Post operative his hemoptysis disappeared and he was discharged seven days later. Follow up visit after 2 weeks, there was no further episodes of hemoptysis, and he had no other discomfort other than mild chest tightness.

Discussion:
Thoracic aortic aneurysm (TTA) is a rare vascular disease. It is often difficult to assess the incidence and prevalence of this disease because at times it is clinically silent. In previous studies the annual incidence of TAA was estimated to be 5.6 and 10.4 cases per 100,000 patient years making it a relatively rare disease. [1,2] Thoracic aneurysm mostly occurs in six or seventh decade and more common in males. Most TAA are degenerative in origin and atherosclerosis and hypertension, aortitis secondary to infections or inflammatory disorders like giant cell arteritis, Takayasu arteritis, IgG4 related disease, rheumatoid arthritis, Bechet syndrome are other aetiology of TAA.[3] Natural history of the disease is generally associated with slow expansion and as the aorta enlarges there is an increased risk of sudden aortic dissection.
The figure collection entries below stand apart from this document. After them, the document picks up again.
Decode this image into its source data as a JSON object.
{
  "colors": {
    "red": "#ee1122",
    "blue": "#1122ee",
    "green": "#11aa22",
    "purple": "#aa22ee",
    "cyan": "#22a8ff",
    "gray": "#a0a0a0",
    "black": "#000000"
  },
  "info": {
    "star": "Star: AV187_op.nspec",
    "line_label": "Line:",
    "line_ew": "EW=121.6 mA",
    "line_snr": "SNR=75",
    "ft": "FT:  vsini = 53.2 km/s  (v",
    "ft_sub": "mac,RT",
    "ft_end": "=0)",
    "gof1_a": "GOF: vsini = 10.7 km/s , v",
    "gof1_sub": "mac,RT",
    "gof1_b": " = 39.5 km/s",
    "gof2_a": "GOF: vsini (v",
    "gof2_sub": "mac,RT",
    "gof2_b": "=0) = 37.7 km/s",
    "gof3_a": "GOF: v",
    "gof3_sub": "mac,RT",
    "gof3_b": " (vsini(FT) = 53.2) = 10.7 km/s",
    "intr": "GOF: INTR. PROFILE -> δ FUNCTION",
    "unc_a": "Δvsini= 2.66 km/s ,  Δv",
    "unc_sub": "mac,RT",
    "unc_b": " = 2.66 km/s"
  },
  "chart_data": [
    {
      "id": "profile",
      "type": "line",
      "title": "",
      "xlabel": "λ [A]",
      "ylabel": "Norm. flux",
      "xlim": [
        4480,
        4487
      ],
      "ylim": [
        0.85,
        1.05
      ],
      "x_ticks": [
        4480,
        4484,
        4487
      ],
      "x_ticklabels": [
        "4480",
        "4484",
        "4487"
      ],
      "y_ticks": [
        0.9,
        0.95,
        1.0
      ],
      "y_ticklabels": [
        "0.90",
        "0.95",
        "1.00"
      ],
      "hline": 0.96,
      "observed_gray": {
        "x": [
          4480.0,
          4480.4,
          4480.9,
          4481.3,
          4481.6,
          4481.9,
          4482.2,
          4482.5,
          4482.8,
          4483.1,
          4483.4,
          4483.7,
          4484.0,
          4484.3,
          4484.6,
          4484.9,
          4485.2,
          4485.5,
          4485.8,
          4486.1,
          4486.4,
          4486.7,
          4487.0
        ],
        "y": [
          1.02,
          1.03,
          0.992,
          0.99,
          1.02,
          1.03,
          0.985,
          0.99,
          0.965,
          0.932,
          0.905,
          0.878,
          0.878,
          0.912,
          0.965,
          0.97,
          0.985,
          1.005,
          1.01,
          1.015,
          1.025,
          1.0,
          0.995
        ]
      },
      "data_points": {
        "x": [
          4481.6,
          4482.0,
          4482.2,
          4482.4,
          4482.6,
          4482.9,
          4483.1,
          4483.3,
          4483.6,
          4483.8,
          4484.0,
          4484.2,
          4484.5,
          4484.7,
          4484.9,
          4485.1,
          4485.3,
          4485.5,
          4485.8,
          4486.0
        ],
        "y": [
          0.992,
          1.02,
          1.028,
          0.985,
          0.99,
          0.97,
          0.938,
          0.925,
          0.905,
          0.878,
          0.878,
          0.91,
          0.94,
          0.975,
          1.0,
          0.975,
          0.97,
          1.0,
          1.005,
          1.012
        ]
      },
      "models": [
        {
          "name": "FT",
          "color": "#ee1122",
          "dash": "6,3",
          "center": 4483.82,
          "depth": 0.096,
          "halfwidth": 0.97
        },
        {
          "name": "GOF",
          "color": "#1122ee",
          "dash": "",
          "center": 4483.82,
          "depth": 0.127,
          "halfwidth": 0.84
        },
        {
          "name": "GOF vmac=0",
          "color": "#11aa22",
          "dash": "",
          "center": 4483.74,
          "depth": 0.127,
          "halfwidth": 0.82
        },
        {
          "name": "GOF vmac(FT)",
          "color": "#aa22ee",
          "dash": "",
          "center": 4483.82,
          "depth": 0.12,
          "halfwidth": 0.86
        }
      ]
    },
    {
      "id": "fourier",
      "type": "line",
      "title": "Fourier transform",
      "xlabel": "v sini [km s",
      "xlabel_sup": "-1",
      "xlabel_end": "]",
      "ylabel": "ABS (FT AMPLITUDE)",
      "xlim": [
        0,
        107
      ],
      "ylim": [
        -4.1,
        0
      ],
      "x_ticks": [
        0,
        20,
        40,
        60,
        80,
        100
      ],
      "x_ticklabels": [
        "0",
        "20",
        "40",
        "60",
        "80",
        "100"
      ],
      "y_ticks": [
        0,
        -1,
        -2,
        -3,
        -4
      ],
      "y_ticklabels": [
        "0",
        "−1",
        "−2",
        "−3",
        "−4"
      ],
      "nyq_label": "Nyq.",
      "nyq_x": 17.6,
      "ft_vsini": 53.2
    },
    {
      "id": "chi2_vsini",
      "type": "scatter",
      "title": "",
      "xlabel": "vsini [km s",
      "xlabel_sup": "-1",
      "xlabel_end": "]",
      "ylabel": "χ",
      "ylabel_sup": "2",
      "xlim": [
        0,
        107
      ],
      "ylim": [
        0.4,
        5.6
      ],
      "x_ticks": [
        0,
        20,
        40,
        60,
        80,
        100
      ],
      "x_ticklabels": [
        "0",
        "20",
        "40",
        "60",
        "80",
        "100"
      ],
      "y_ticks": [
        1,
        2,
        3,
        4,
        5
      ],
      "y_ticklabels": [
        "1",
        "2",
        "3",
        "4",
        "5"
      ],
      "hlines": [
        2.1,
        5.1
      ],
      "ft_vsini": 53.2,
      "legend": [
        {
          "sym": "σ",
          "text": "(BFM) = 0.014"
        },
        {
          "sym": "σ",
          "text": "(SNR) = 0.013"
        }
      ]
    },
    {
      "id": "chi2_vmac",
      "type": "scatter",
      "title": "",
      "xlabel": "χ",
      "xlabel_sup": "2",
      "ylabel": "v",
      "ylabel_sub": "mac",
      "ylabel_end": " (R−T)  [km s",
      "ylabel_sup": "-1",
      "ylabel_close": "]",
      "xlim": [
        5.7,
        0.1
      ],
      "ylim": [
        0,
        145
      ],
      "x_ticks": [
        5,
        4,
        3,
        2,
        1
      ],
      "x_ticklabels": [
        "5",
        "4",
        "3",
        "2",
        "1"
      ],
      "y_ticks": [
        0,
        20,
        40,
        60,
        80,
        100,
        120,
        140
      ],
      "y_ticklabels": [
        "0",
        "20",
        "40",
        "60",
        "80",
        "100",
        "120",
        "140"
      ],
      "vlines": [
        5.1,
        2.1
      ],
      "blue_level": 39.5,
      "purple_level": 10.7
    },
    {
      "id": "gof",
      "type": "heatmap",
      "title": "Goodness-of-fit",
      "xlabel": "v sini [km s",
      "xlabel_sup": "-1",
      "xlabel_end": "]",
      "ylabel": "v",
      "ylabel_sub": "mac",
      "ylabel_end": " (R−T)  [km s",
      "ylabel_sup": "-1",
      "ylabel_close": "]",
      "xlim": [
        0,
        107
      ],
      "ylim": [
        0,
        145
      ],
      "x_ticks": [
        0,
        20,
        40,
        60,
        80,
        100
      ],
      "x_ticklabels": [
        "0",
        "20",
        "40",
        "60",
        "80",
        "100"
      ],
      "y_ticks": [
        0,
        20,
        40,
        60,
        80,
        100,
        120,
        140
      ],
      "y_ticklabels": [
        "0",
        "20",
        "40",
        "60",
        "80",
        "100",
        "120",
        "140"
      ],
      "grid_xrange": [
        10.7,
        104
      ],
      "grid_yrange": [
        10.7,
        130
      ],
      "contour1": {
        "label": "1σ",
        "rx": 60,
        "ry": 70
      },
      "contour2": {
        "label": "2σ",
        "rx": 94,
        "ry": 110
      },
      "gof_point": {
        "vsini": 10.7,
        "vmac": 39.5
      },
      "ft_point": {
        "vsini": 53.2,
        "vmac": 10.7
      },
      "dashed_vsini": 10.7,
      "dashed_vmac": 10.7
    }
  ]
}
Patients with thoracic aneurysms are often asymptomatic at the time of presentation. When present, symptoms are usually due to compression of adjacent structures, leading to chest, back, flank, or abdominal pain, pulmonary symptoms, or signs of nerve compression (eg, hoarseness, diaphragm paralysis). An aortic aneurysm or dissection that ruptures into the lung parenchyma or erodes into a bronchus can lead to acute and massive hemoptysis. [4] Aorto-bronchopulmonary fistulas account for 85% of cases of hemoptysis that occur in conjunction with a descending thoracic aneurysm. Thoracic aortic aneurysms with a small amount of hemoptysis as the initial symptom are rare in clinical practice, and only few case reports have been documented in literature and the mortality rate without surgical or interventional treatment is almost 100%. For patients with surgical indications, surgical treatments such as thoracic endovascular aortic repair (TEVAR) is always recommended.

Conclusion:
Thoracic aortic aneurysm is a relatively rare disease and high index of suspicion is required to diagnose a case, especially presenting with relatively uncommon index presentation like hemoptysis.

Due to extreme high mortality associated with the disease, five-year survival of untreated patients is only 10%. Hence patient suspected to have aortic aneurysm with hemoptysis urgent imaging in the form of

CT angiogram should be performed. For patients who has surgical indications it is advisable to actively perform procedure such as thoracic endovascular aortic repair (TEVAR)

Early diagnosis and appropriate treatment improve prognosis.